Doch Wersich ist Realist. "Die Mehrheit der Hamburger erkennt noch keine Alternative", sagt er. "Aber die Begeisterung ist nicht mehr da." Immerhin sei Scholz' Kurswert bei der Frage nach einer Direktwahl des Bürgermeisters von 72 auf 62 Prozent Zustimmung gesunken. Für Wersich votierten 15 Prozent - vor einem Jahr waren es nur zwölf Prozent. Auch die Union konnte erstmals seit dem Regierungsverlust in einer Umfrage zulegen - und erreicht nun allerdings immer noch bescheidene 23 Prozent.

Fast entschuldigend klingt es, wenn der CDU-Politiker sagt: "Wir wollen nicht nur meckern, aber wir sind als Opposition nun einmal diejenigen, die den Finger in die Wunde legen und Wasser in den Wein schütten." Das sei eben der verfassungsmäßige Auftrag der Opposition.

Beim Blick vom früheren Unilever-Haus über die sonnenbeschienene Stadt ließe sich am besten zeigen, was alles falsch laufe. Und der Unions-Fraktionschef findet reichlich Stoff zur Kritik. Defizite des Senats erkennt Wersich vor allem im Verkehr und Mobilität. "Die Stadt braucht dringend eine Ringbahn von Lurup über Steilshoop bis nach Bramfeld. Aber Olaf Scholz hat die Stadtbahn gestoppt", sagt Wersich.

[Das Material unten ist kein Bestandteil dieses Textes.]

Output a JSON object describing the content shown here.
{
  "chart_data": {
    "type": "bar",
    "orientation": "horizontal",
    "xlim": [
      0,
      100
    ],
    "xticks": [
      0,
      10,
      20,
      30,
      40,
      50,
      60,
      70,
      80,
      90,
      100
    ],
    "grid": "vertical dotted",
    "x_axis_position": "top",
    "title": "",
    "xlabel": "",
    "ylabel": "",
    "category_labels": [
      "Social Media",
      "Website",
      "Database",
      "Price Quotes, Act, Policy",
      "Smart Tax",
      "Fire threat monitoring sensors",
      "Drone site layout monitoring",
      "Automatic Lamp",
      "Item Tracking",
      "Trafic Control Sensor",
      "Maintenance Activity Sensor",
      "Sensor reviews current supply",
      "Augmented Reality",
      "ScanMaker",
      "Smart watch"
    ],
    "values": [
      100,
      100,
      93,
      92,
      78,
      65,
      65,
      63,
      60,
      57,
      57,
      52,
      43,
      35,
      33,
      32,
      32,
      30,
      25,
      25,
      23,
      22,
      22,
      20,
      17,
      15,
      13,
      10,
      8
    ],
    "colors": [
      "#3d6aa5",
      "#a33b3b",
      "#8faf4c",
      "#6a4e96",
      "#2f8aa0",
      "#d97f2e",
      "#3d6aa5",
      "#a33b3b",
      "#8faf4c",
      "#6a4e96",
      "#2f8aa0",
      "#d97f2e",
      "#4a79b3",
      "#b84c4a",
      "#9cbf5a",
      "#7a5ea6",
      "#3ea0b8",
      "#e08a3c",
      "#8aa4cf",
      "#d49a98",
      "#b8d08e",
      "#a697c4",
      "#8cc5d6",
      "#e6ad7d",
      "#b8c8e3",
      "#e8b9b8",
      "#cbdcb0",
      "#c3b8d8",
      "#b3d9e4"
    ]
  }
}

Statt dessen investiere der SPD-Senat Millionen in das umstrittene Busbeschleunigungsprogramm. "Das ist eine völlig unzureichende Antwort auf das Anwachsen der Verkehrsströme."

Unter der CDU-Führung habe der Senat die Weichen für die IBA und die igs in Wilhelmsburg gestellt. "Solche Entscheidungen hat der neue Senat nicht gefasst", kritisiert Wersich und fügt gleich hinzu, was er unter anderem erwartet: Für den Sprung über die Elbe müsse die neue U-Bahn-Linie U 4 über die Elbbrücken mindestens bis Wilhelmsburg verlängert werden.

Der CDU-Politiker beklagt insgesamt die "Ideenlosigkeit des Bürgermeisters für die Zukunft Hamburgs". Scholz habe das CDU-Konzept der "Wachsenden Stadt" zwar übernommen. "Aber der Senat ruht sich ein Stück weit auf den Lorbeeren seiner Vorgänger aus." In seiner ersten Rede vor dem Übersee-Club habe Scholz nicht gesagt, wie er das Bevölkerungswachstum gestalten wolle und mit welchen Strategien er erreichen wolle, dass Menschen in großer Zahl überhaupt nach Hamburg ziehen "Die Haltung von Olaf Scholz ist geprägt davon, das Wachstum zu bewältigen", kritisiert Wersich. "Das klingt wie die Vorahnung eines Erdbebens, gegen das man sich wappnen muss."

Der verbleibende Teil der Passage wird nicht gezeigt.